Jesteśmy kobietami, mamy nasze to nasze pierwsze życiowe nauczycielki. Co podpatrzyłyście od nich? Czego Was nauczyły a czego nie?
Wczoraj o tym pomyslałam, gdy schrzaniłam dwa obiady
18 listopada 2011 21:54 | ID: 684952
Jesteśmy kobietami, mamy nasze to nasze pierwsze życiowe nauczycielki. Co podpatrzyłyście od nich? Czego Was nauczyły a czego nie?
Wczoraj o tym pomyslałam, gdy schrzaniłam dwa obiady
Moja mama bardzo dobrze gotowała,mi za to zawsze było na to szkoda czasu.ale o dziwo,sama obserwacja i jakas tam drobna pomoc sprawiły,że wiele się w tej dziedzinie od mamy nauczyłam.Co do innych aspektow to mama nauczyła mnie wrazliwosci na krzywdę wszystkiego,co czuje i jest krzywdzone,pomagania innym,mówienia prawdy,konsekwentnego dażenia do celu.A czego nie nauczyła?Chyba wiary w siebie i pewnosci siebie.Zawsze myślę,że na pewno jest ktos,kto zrobi to lepiej,że może nie...a wiem,że stać mnie na to.

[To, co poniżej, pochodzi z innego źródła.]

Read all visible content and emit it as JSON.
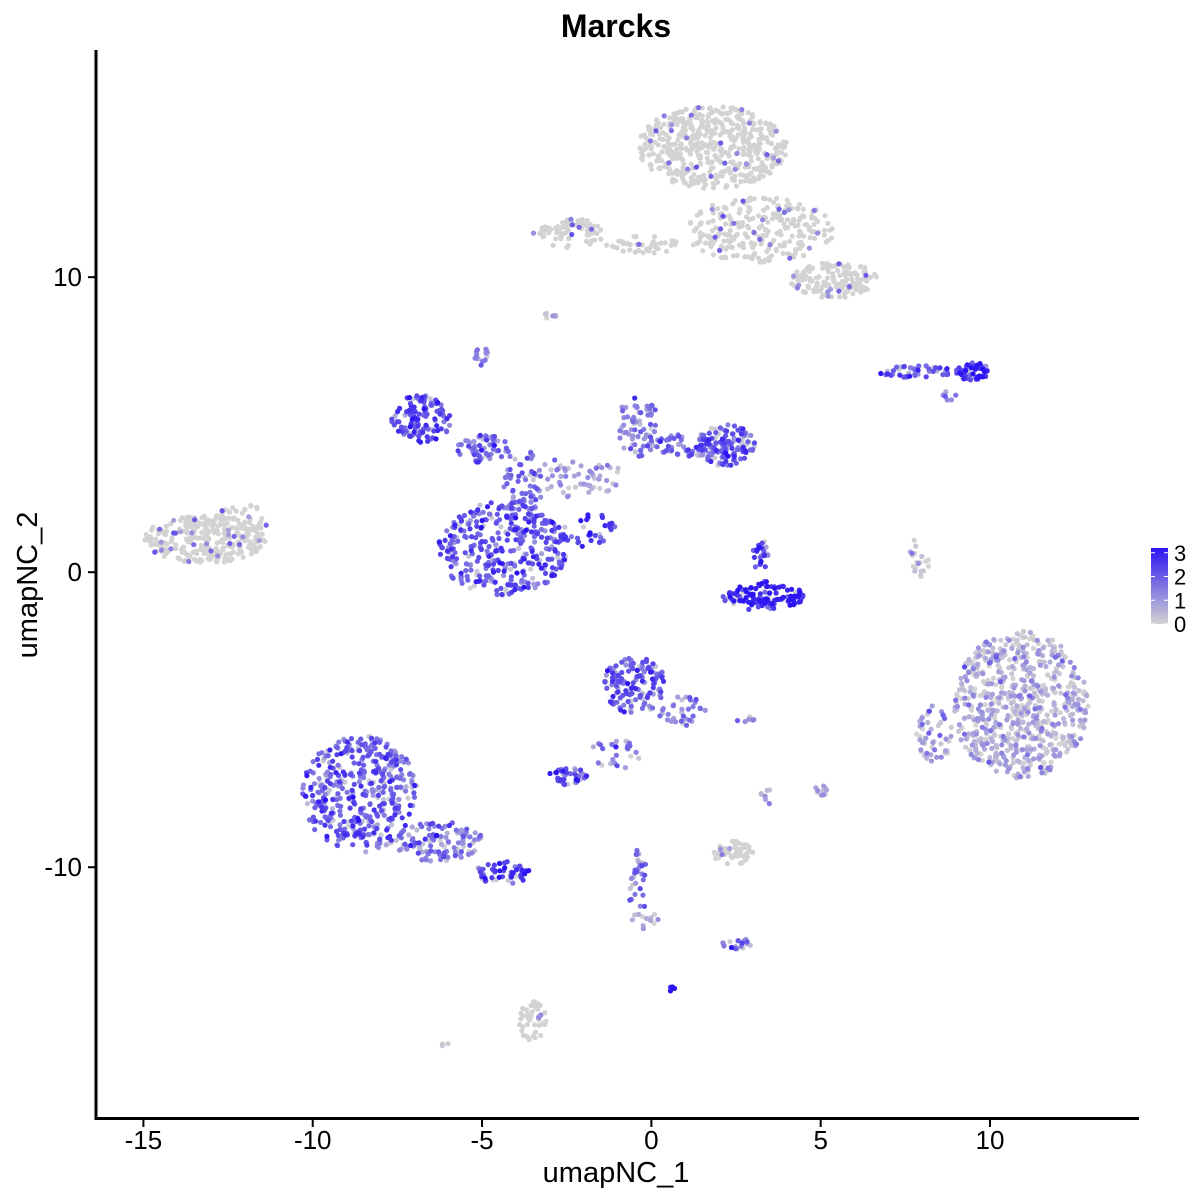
{
  "chart_data": {
    "type": "scatter",
    "title": "Marcks",
    "xlabel": "umapNC_1",
    "ylabel": "umapNC_2",
    "xlim": [
      -16.4,
      14.4
    ],
    "ylim": [
      -18.5,
      17.7
    ],
    "x_ticks": [
      -15,
      -10,
      -5,
      0,
      5,
      10
    ],
    "y_ticks": [
      -10,
      0,
      10
    ],
    "x_tick_labels": [
      "-15",
      "-10",
      "-5",
      "0",
      "5",
      "10"
    ],
    "y_tick_labels": [
      "-10",
      "0",
      "10"
    ],
    "grid": false,
    "legend": {
      "position": "right",
      "type": "colorbar",
      "labels": [
        "3",
        "2",
        "1",
        "0"
      ],
      "min": 0,
      "max": 3.2
    },
    "colors": {
      "low": "#d3d3d3",
      "high": "#2b14f3"
    },
    "clusters": [
      {
        "cx": 1.8,
        "cy": 14.4,
        "rx": 2.2,
        "ry": 1.4,
        "n": 520,
        "expr": 0.08
      },
      {
        "cx": 3.2,
        "cy": 11.6,
        "rx": 2.2,
        "ry": 1.1,
        "n": 260,
        "expr": 0.12
      },
      {
        "cx": 5.4,
        "cy": 9.9,
        "rx": 1.3,
        "ry": 0.6,
        "n": 150,
        "expr": 0.07
      },
      {
        "cx": -2.4,
        "cy": 11.5,
        "rx": 1.1,
        "ry": 0.5,
        "n": 70,
        "expr": 0.05
      },
      {
        "cx": -0.2,
        "cy": 11.1,
        "rx": 1.2,
        "ry": 0.3,
        "n": 40,
        "expr": 0.05
      },
      {
        "cx": -13.2,
        "cy": 1.1,
        "rx": 1.8,
        "ry": 0.8,
        "n": 270,
        "expr": 0.05
      },
      {
        "cx": -12.1,
        "cy": 1.8,
        "rx": 0.8,
        "ry": 0.5,
        "n": 40,
        "expr": 0.1
      },
      {
        "cx": -6.8,
        "cy": 5.2,
        "rx": 0.9,
        "ry": 0.8,
        "n": 120,
        "expr": 2.1
      },
      {
        "cx": -5.0,
        "cy": 4.2,
        "rx": 0.8,
        "ry": 0.5,
        "n": 60,
        "expr": 1.7
      },
      {
        "cx": -4.4,
        "cy": 0.8,
        "rx": 1.9,
        "ry": 1.6,
        "n": 360,
        "expr": 2.0
      },
      {
        "cx": -3.8,
        "cy": 3.0,
        "rx": 0.6,
        "ry": 1.2,
        "n": 60,
        "expr": 1.6
      },
      {
        "cx": -1.8,
        "cy": 1.4,
        "rx": 0.8,
        "ry": 0.6,
        "n": 30,
        "expr": 2.7
      },
      {
        "cx": -2.2,
        "cy": 3.2,
        "rx": 1.4,
        "ry": 0.7,
        "n": 60,
        "expr": 0.8
      },
      {
        "cx": -0.4,
        "cy": 5.0,
        "rx": 0.6,
        "ry": 1.1,
        "n": 70,
        "expr": 1.3
      },
      {
        "cx": 1.2,
        "cy": 4.3,
        "rx": 1.2,
        "ry": 0.4,
        "n": 60,
        "expr": 1.6
      },
      {
        "cx": 2.2,
        "cy": 4.3,
        "rx": 0.9,
        "ry": 0.7,
        "n": 120,
        "expr": 2.0
      },
      {
        "cx": -5.0,
        "cy": 7.3,
        "rx": 0.3,
        "ry": 0.3,
        "n": 15,
        "expr": 1.2
      },
      {
        "cx": -3.0,
        "cy": 8.7,
        "rx": 0.2,
        "ry": 0.1,
        "n": 6,
        "expr": 0.3
      },
      {
        "cx": 3.3,
        "cy": -0.8,
        "rx": 1.2,
        "ry": 0.5,
        "n": 120,
        "expr": 2.8
      },
      {
        "cx": 3.2,
        "cy": 0.6,
        "rx": 0.3,
        "ry": 0.5,
        "n": 25,
        "expr": 2.3
      },
      {
        "cx": 9.5,
        "cy": 6.8,
        "rx": 0.5,
        "ry": 0.3,
        "n": 60,
        "expr": 2.6
      },
      {
        "cx": 7.8,
        "cy": 6.8,
        "rx": 1.1,
        "ry": 0.2,
        "n": 50,
        "expr": 1.8
      },
      {
        "cx": 8.8,
        "cy": 6.0,
        "rx": 0.3,
        "ry": 0.2,
        "n": 8,
        "expr": 1.2
      },
      {
        "cx": 7.9,
        "cy": 0.4,
        "rx": 0.3,
        "ry": 0.8,
        "n": 20,
        "expr": 0.2
      },
      {
        "cx": 10.9,
        "cy": -4.5,
        "rx": 2.0,
        "ry": 2.5,
        "n": 680,
        "expr": 0.5
      },
      {
        "cx": 8.3,
        "cy": -5.5,
        "rx": 0.6,
        "ry": 1.0,
        "n": 50,
        "expr": 0.7
      },
      {
        "cx": -8.6,
        "cy": -7.5,
        "rx": 1.7,
        "ry": 2.0,
        "n": 420,
        "expr": 1.9
      },
      {
        "cx": -6.3,
        "cy": -9.1,
        "rx": 1.3,
        "ry": 0.7,
        "n": 110,
        "expr": 1.5
      },
      {
        "cx": -4.4,
        "cy": -10.2,
        "rx": 0.8,
        "ry": 0.4,
        "n": 55,
        "expr": 2.6
      },
      {
        "cx": -0.5,
        "cy": -3.8,
        "rx": 0.9,
        "ry": 1.0,
        "n": 140,
        "expr": 1.9
      },
      {
        "cx": 0.9,
        "cy": -4.7,
        "rx": 0.7,
        "ry": 0.5,
        "n": 35,
        "expr": 1.4
      },
      {
        "cx": -1.0,
        "cy": -6.1,
        "rx": 0.8,
        "ry": 0.6,
        "n": 25,
        "expr": 1.6
      },
      {
        "cx": -2.5,
        "cy": -6.9,
        "rx": 0.6,
        "ry": 0.3,
        "n": 40,
        "expr": 2.2
      },
      {
        "cx": 2.4,
        "cy": -9.5,
        "rx": 0.6,
        "ry": 0.4,
        "n": 55,
        "expr": 0.05
      },
      {
        "cx": 2.5,
        "cy": -12.6,
        "rx": 0.5,
        "ry": 0.2,
        "n": 18,
        "expr": 1.8
      },
      {
        "cx": -0.4,
        "cy": -10.5,
        "rx": 0.3,
        "ry": 1.2,
        "n": 30,
        "expr": 1.6
      },
      {
        "cx": -0.2,
        "cy": -11.8,
        "rx": 0.4,
        "ry": 0.3,
        "n": 12,
        "expr": 0.6
      },
      {
        "cx": 0.6,
        "cy": -14.1,
        "rx": 0.1,
        "ry": 0.1,
        "n": 6,
        "expr": 3.1
      },
      {
        "cx": -3.5,
        "cy": -15.2,
        "rx": 0.4,
        "ry": 0.7,
        "n": 45,
        "expr": 0.05
      },
      {
        "cx": 5.0,
        "cy": -7.4,
        "rx": 0.2,
        "ry": 0.2,
        "n": 10,
        "expr": 0.9
      },
      {
        "cx": 3.4,
        "cy": -7.6,
        "rx": 0.2,
        "ry": 0.3,
        "n": 8,
        "expr": 0.4
      },
      {
        "cx": 2.8,
        "cy": -5.0,
        "rx": 0.3,
        "ry": 0.1,
        "n": 6,
        "expr": 1.4
      },
      {
        "cx": -6.1,
        "cy": -16.0,
        "rx": 0.1,
        "ry": 0.1,
        "n": 3,
        "expr": 0.5
      }
    ]
  }
}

18 listopada 2011 21:57 | ID: 684954
Najważniejszej rzeczy to sprzątania, gotowania i szacunku do innych.
18 listopada 2011 21:58 | ID: 684956
No mój pierwszy post brzmi jakby mama nie nauczyła mnie gotować. Nie miała okazji bo ja migałam się jak mogłam i teraz to owocuje a dokładniej gotuję kiepsko.

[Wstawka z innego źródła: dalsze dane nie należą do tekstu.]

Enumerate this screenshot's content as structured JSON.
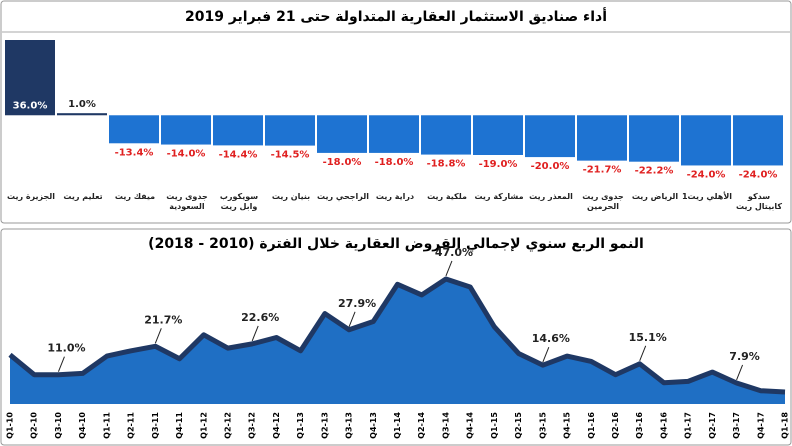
{
  "chart_data": [
    {
      "type": "bar",
      "title": "أداء صناديق الاستثمار العقارية المتداولة حتى 21 فبراير 2019",
      "categories": [
        "الجزيرة ريت",
        "تعليم ريت",
        "ميفك ريت",
        "جدوى ريت السعودية",
        "سويكورب وابل ريت",
        "بنيان ريت",
        "الراجحي ريت",
        "دراية ريت",
        "ملكية ريت",
        "مشاركة ريت",
        "المعذر ريت",
        "جدوى ريت الحرمين",
        "الرياض ريت",
        "الأهلي ريت1",
        "سدكو كابيتال ريت"
      ],
      "values": [
        36.0,
        1.0,
        -13.4,
        -14.0,
        -14.4,
        -14.5,
        -18.0,
        -18.0,
        -18.8,
        -19.0,
        -20.0,
        -21.7,
        -22.2,
        -24.0,
        -24.0
      ],
      "value_labels": [
        "36.0%",
        "1.0%",
        "-13.4%",
        "-14.0%",
        "-14.4%",
        "-14.5%",
        "-18.0%",
        "-18.0%",
        "-18.8%",
        "-19.0%",
        "-20.0%",
        "-21.7%",
        "-22.2%",
        "-24.0%",
        "-24.0%"
      ],
      "colors": [
        "#1f3864",
        "#1f3864",
        "#1e73d2",
        "#1e73d2",
        "#1e73d2",
        "#1e73d2",
        "#1e73d2",
        "#1e73d2",
        "#1e73d2",
        "#1e73d2",
        "#1e73d2",
        "#1e73d2",
        "#1e73d2",
        "#1e73d2",
        "#1e73d2"
      ],
      "ylim": [
        -30,
        36
      ]
    },
    {
      "type": "area",
      "title": "النمو الربع سنوي لإجمالي القروض العقارية خلال الفترة (2010 - 2018)",
      "categories": [
        "Q1-10",
        "Q2-10",
        "Q3-10",
        "Q4-10",
        "Q1-11",
        "Q2-11",
        "Q3-11",
        "Q4-11",
        "Q1-12",
        "Q2-12",
        "Q3-12",
        "Q4-12",
        "Q1-13",
        "Q2-13",
        "Q3-13",
        "Q4-13",
        "Q1-14",
        "Q2-14",
        "Q3-14",
        "Q4-14",
        "Q1-15",
        "Q2-15",
        "Q3-15",
        "Q4-15",
        "Q1-16",
        "Q2-16",
        "Q3-16",
        "Q4-16",
        "Q1-17",
        "Q2-17",
        "Q3-17",
        "Q4-17",
        "Q1-18"
      ],
      "values": [
        18.5,
        11,
        11.0,
        11.5,
        18,
        20,
        21.7,
        17,
        26,
        21,
        22.6,
        25,
        20,
        34,
        27.9,
        31,
        45,
        41,
        47.0,
        44,
        29,
        19,
        14.6,
        18,
        16,
        11,
        15.1,
        8,
        8.5,
        12,
        7.9,
        5,
        4.5
      ],
      "value_labels": [
        null,
        null,
        "11.0%",
        null,
        null,
        null,
        "21.7%",
        null,
        null,
        null,
        "22.6%",
        null,
        null,
        null,
        "27.9%",
        null,
        null,
        null,
        "47.0%",
        null,
        null,
        null,
        "14.6%",
        null,
        null,
        null,
        "15.1%",
        null,
        null,
        null,
        "7.9%",
        null,
        null
      ],
      "color": "#1f6fc4",
      "line_color": "#1f3864",
      "ylim": [
        0,
        50
      ]
    }
  ]
}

18 listopada 2011 22:00 | ID: 684958
Aluś mnie teź mama nie nauczyła gotować! Nawet nie mogłam nigdy popatrzeć lub pomóc, bo jej to przeszkadzało, bo chciała szybko
Nie nauczyła mnie porządku, bo zawsze po mnie sprzątała
Czego mnie nauczyła? Może takiego oddania dla pracy zawodowej- była bibliotekarką- kocha książki, nawet te stare zakurzone,
Tak jak ja nie mogę teraz żyć bez zajęć z dziećmi na świetlicy- tak mi tego brakuje- z dziećmi utrzymuję kontakt cały czas- czasem robimy sobie mini-świetlicę w moim mieszkaniu:))

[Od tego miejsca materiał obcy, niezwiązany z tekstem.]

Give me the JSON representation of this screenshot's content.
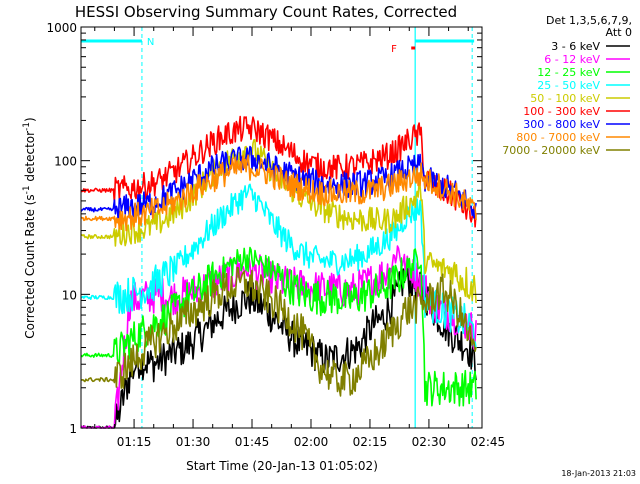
{
  "chart_data": {
    "type": "line",
    "title": "HESSI Observing Summary Count Rates, Corrected",
    "xlabel": "Start Time (20-Jan-13 01:05:02)",
    "ylabel": "Corrected Count Rate (s⁻¹ detector⁻¹)",
    "ylabel_main": "Corrected Count Rate (s",
    "ylabel_mid": " detector",
    "ylabel_end": ")",
    "ylabel_sup": "-1",
    "yscale": "log",
    "ylim": [
      1,
      1000
    ],
    "xlim_minutes": [
      1.5,
      103.5
    ],
    "x_ticks": [
      {
        "label": "01:15",
        "m": 15
      },
      {
        "label": "01:30",
        "m": 30
      },
      {
        "label": "01:45",
        "m": 45
      },
      {
        "label": "02:00",
        "m": 60
      },
      {
        "label": "02:15",
        "m": 75
      },
      {
        "label": "02:30",
        "m": 90
      },
      {
        "label": "02:45",
        "m": 105
      }
    ],
    "y_ticks": [
      {
        "label": "1",
        "v": 1
      },
      {
        "label": "10",
        "v": 10
      },
      {
        "label": "100",
        "v": 100
      },
      {
        "label": "1000",
        "v": 1000
      }
    ],
    "legend": {
      "placement": "right",
      "header_line1": "Det 1,3,5,6,7,9,",
      "header_line2": "Att 0"
    },
    "series": [
      {
        "name": "3 - 6 keV",
        "color": "#000000",
        "points": [
          [
            1,
            1
          ],
          [
            10,
            1
          ],
          [
            14,
            2.5
          ],
          [
            16,
            3.2
          ],
          [
            20,
            3
          ],
          [
            24,
            3.5
          ],
          [
            28,
            4
          ],
          [
            32,
            5
          ],
          [
            36,
            6.5
          ],
          [
            40,
            8
          ],
          [
            44,
            9.5
          ],
          [
            48,
            8
          ],
          [
            52,
            6
          ],
          [
            56,
            4.5
          ],
          [
            60,
            3.8
          ],
          [
            64,
            3.2
          ],
          [
            68,
            3.5
          ],
          [
            72,
            4
          ],
          [
            76,
            6
          ],
          [
            78,
            6.5
          ],
          [
            80,
            8
          ],
          [
            82,
            10
          ],
          [
            84,
            14
          ],
          [
            86,
            12
          ],
          [
            89,
            10
          ],
          [
            92,
            7
          ],
          [
            96,
            5
          ],
          [
            100,
            4
          ],
          [
            102,
            3
          ]
        ]
      },
      {
        "name": "6 - 12 keV",
        "color": "#ff00ff",
        "points": [
          [
            1,
            1
          ],
          [
            10,
            1
          ],
          [
            14,
            9
          ],
          [
            18,
            9.5
          ],
          [
            22,
            10
          ],
          [
            24,
            9.5
          ],
          [
            28,
            10
          ],
          [
            32,
            11
          ],
          [
            36,
            12.5
          ],
          [
            40,
            14
          ],
          [
            43,
            15.5
          ],
          [
            46,
            15
          ],
          [
            50,
            13
          ],
          [
            54,
            12
          ],
          [
            58,
            11.5
          ],
          [
            62,
            11
          ],
          [
            66,
            11
          ],
          [
            70,
            10.5
          ],
          [
            74,
            12
          ],
          [
            78,
            14
          ],
          [
            80,
            15
          ],
          [
            82,
            22
          ],
          [
            84,
            16
          ],
          [
            86,
            15
          ],
          [
            89,
            11
          ],
          [
            92,
            8
          ],
          [
            96,
            7
          ],
          [
            100,
            6
          ],
          [
            102,
            5
          ]
        ]
      },
      {
        "name": "12 - 25 keV",
        "color": "#00ff00",
        "points": [
          [
            1,
            3.5
          ],
          [
            10,
            3.5
          ],
          [
            14,
            4.5
          ],
          [
            16,
            5
          ],
          [
            20,
            6
          ],
          [
            24,
            7
          ],
          [
            28,
            9
          ],
          [
            32,
            11
          ],
          [
            36,
            14
          ],
          [
            40,
            17
          ],
          [
            43,
            19
          ],
          [
            46,
            18
          ],
          [
            50,
            15
          ],
          [
            54,
            12
          ],
          [
            58,
            10
          ],
          [
            62,
            9.5
          ],
          [
            66,
            9.5
          ],
          [
            70,
            9
          ],
          [
            74,
            10
          ],
          [
            78,
            11
          ],
          [
            80,
            12
          ],
          [
            82,
            13
          ],
          [
            84,
            15
          ],
          [
            86,
            17
          ],
          [
            88,
            20
          ],
          [
            89,
            2
          ],
          [
            102,
            2
          ]
        ]
      },
      {
        "name": "25 - 50 keV",
        "color": "#00ffff",
        "points": [
          [
            1,
            9.5
          ],
          [
            10,
            9.5
          ],
          [
            14,
            10
          ],
          [
            18,
            11
          ],
          [
            22,
            13
          ],
          [
            26,
            16
          ],
          [
            30,
            22
          ],
          [
            34,
            30
          ],
          [
            38,
            40
          ],
          [
            42,
            52
          ],
          [
            44,
            57
          ],
          [
            46,
            52
          ],
          [
            50,
            35
          ],
          [
            54,
            25
          ],
          [
            58,
            20
          ],
          [
            62,
            18
          ],
          [
            66,
            17.5
          ],
          [
            70,
            18
          ],
          [
            74,
            20
          ],
          [
            76,
            22
          ],
          [
            78,
            24
          ],
          [
            80,
            27
          ],
          [
            82,
            30
          ],
          [
            84,
            38
          ],
          [
            86,
            42
          ],
          [
            88,
            45
          ],
          [
            89,
            9
          ],
          [
            92,
            8
          ],
          [
            96,
            7
          ],
          [
            100,
            6
          ],
          [
            102,
            5
          ]
        ]
      },
      {
        "name": "50 - 100 keV",
        "color": "#cccc00",
        "points": [
          [
            1,
            27
          ],
          [
            10,
            27
          ],
          [
            14,
            30
          ],
          [
            18,
            31
          ],
          [
            22,
            35
          ],
          [
            26,
            42
          ],
          [
            30,
            55
          ],
          [
            34,
            75
          ],
          [
            38,
            95
          ],
          [
            42,
            115
          ],
          [
            44,
            125
          ],
          [
            46,
            115
          ],
          [
            50,
            85
          ],
          [
            54,
            65
          ],
          [
            58,
            52
          ],
          [
            62,
            45
          ],
          [
            66,
            40
          ],
          [
            70,
            37
          ],
          [
            74,
            36
          ],
          [
            78,
            35
          ],
          [
            80,
            36
          ],
          [
            82,
            38
          ],
          [
            84,
            45
          ],
          [
            86,
            50
          ],
          [
            88,
            60
          ],
          [
            89,
            18
          ],
          [
            92,
            16
          ],
          [
            96,
            15
          ],
          [
            100,
            12
          ],
          [
            102,
            11
          ]
        ]
      },
      {
        "name": "100 - 300 keV",
        "color": "#ff0000",
        "points": [
          [
            1,
            60
          ],
          [
            10,
            60
          ],
          [
            14,
            62
          ],
          [
            18,
            65
          ],
          [
            22,
            72
          ],
          [
            26,
            85
          ],
          [
            30,
            105
          ],
          [
            34,
            130
          ],
          [
            38,
            155
          ],
          [
            42,
            170
          ],
          [
            44,
            175
          ],
          [
            46,
            170
          ],
          [
            50,
            145
          ],
          [
            54,
            120
          ],
          [
            58,
            100
          ],
          [
            62,
            90
          ],
          [
            66,
            88
          ],
          [
            70,
            90
          ],
          [
            74,
            95
          ],
          [
            78,
            105
          ],
          [
            80,
            110
          ],
          [
            82,
            120
          ],
          [
            84,
            135
          ],
          [
            86,
            150
          ],
          [
            88,
            155
          ],
          [
            89,
            75
          ],
          [
            92,
            62
          ],
          [
            96,
            55
          ],
          [
            100,
            42
          ],
          [
            102,
            35
          ]
        ]
      },
      {
        "name": "300 - 800 keV",
        "color": "#0000ff",
        "points": [
          [
            1,
            43
          ],
          [
            10,
            43
          ],
          [
            14,
            45
          ],
          [
            18,
            47
          ],
          [
            22,
            52
          ],
          [
            26,
            60
          ],
          [
            30,
            72
          ],
          [
            34,
            85
          ],
          [
            38,
            95
          ],
          [
            42,
            102
          ],
          [
            44,
            104
          ],
          [
            46,
            102
          ],
          [
            50,
            90
          ],
          [
            54,
            80
          ],
          [
            58,
            72
          ],
          [
            62,
            68
          ],
          [
            66,
            66
          ],
          [
            70,
            66
          ],
          [
            74,
            68
          ],
          [
            78,
            72
          ],
          [
            80,
            75
          ],
          [
            82,
            80
          ],
          [
            84,
            85
          ],
          [
            86,
            88
          ],
          [
            88,
            90
          ],
          [
            89,
            72
          ],
          [
            92,
            68
          ],
          [
            96,
            60
          ],
          [
            100,
            48
          ],
          [
            102,
            42
          ]
        ]
      },
      {
        "name": "800 - 7000 keV",
        "color": "#ff8800",
        "points": [
          [
            1,
            37
          ],
          [
            10,
            37
          ],
          [
            14,
            38
          ],
          [
            18,
            40
          ],
          [
            22,
            44
          ],
          [
            26,
            50
          ],
          [
            30,
            60
          ],
          [
            34,
            70
          ],
          [
            38,
            80
          ],
          [
            42,
            88
          ],
          [
            44,
            90
          ],
          [
            46,
            88
          ],
          [
            50,
            78
          ],
          [
            54,
            68
          ],
          [
            58,
            62
          ],
          [
            62,
            58
          ],
          [
            66,
            57
          ],
          [
            70,
            57
          ],
          [
            74,
            58
          ],
          [
            78,
            62
          ],
          [
            80,
            64
          ],
          [
            82,
            68
          ],
          [
            84,
            72
          ],
          [
            86,
            76
          ],
          [
            88,
            78
          ],
          [
            89,
            72
          ],
          [
            92,
            66
          ],
          [
            96,
            58
          ],
          [
            100,
            46
          ],
          [
            102,
            40
          ]
        ]
      },
      {
        "name": "7000 - 20000 keV",
        "color": "#808000",
        "points": [
          [
            1,
            2.3
          ],
          [
            10,
            2.3
          ],
          [
            14,
            3
          ],
          [
            18,
            4
          ],
          [
            22,
            5
          ],
          [
            26,
            6
          ],
          [
            30,
            7.5
          ],
          [
            34,
            9
          ],
          [
            38,
            11
          ],
          [
            42,
            12
          ],
          [
            44,
            12
          ],
          [
            46,
            11
          ],
          [
            50,
            9
          ],
          [
            54,
            7
          ],
          [
            58,
            5
          ],
          [
            62,
            3
          ],
          [
            66,
            2.3
          ],
          [
            70,
            2.3
          ],
          [
            74,
            3
          ],
          [
            78,
            4
          ],
          [
            80,
            5
          ],
          [
            82,
            6
          ],
          [
            84,
            7.5
          ],
          [
            86,
            8
          ],
          [
            88,
            8.5
          ],
          [
            90,
            9
          ],
          [
            92,
            10
          ],
          [
            94,
            10.5
          ],
          [
            96,
            9
          ],
          [
            98,
            7
          ],
          [
            100,
            5
          ],
          [
            102,
            3.5
          ]
        ]
      }
    ],
    "annotations": {
      "night_marker_label": "N",
      "night_bars": [
        [
          1.5,
          17
        ]
      ],
      "night_end_m": 17,
      "saa_start_m": 86.5,
      "saa_end_m": 101,
      "flare_label": "F",
      "flare_bars": [
        [
          85.5,
          101.5
        ]
      ],
      "flare_start_m": 86.5
    },
    "timestamp": "18-Jan-2013 21:03"
  }
}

18 listopada 2011 22:03 | ID: 684960
Aluś mnie teź mama nie nauczyła gotować! Nawet nie mogłam nigdy popatrzeć lub pomóc, bo jej to przeszkadzało, bo chciała szybko
Nie nauczyła mnie porządku, bo zawsze po mnie sprzątała
Czego mnie nauczyła? Może takiego oddania dla pracy zawodowej- była bibliotekarką- kocha książki, nawet te stare zakurzone,
Tak jak ja nie mogę teraz żyć bez zajęć z dziećmi na świetlicy- tak mi tego brakuje- z dziećmi utrzymuję kontakt cały czas- czasem robimy sobie mini-świetlicę w moim mieszkaniu:))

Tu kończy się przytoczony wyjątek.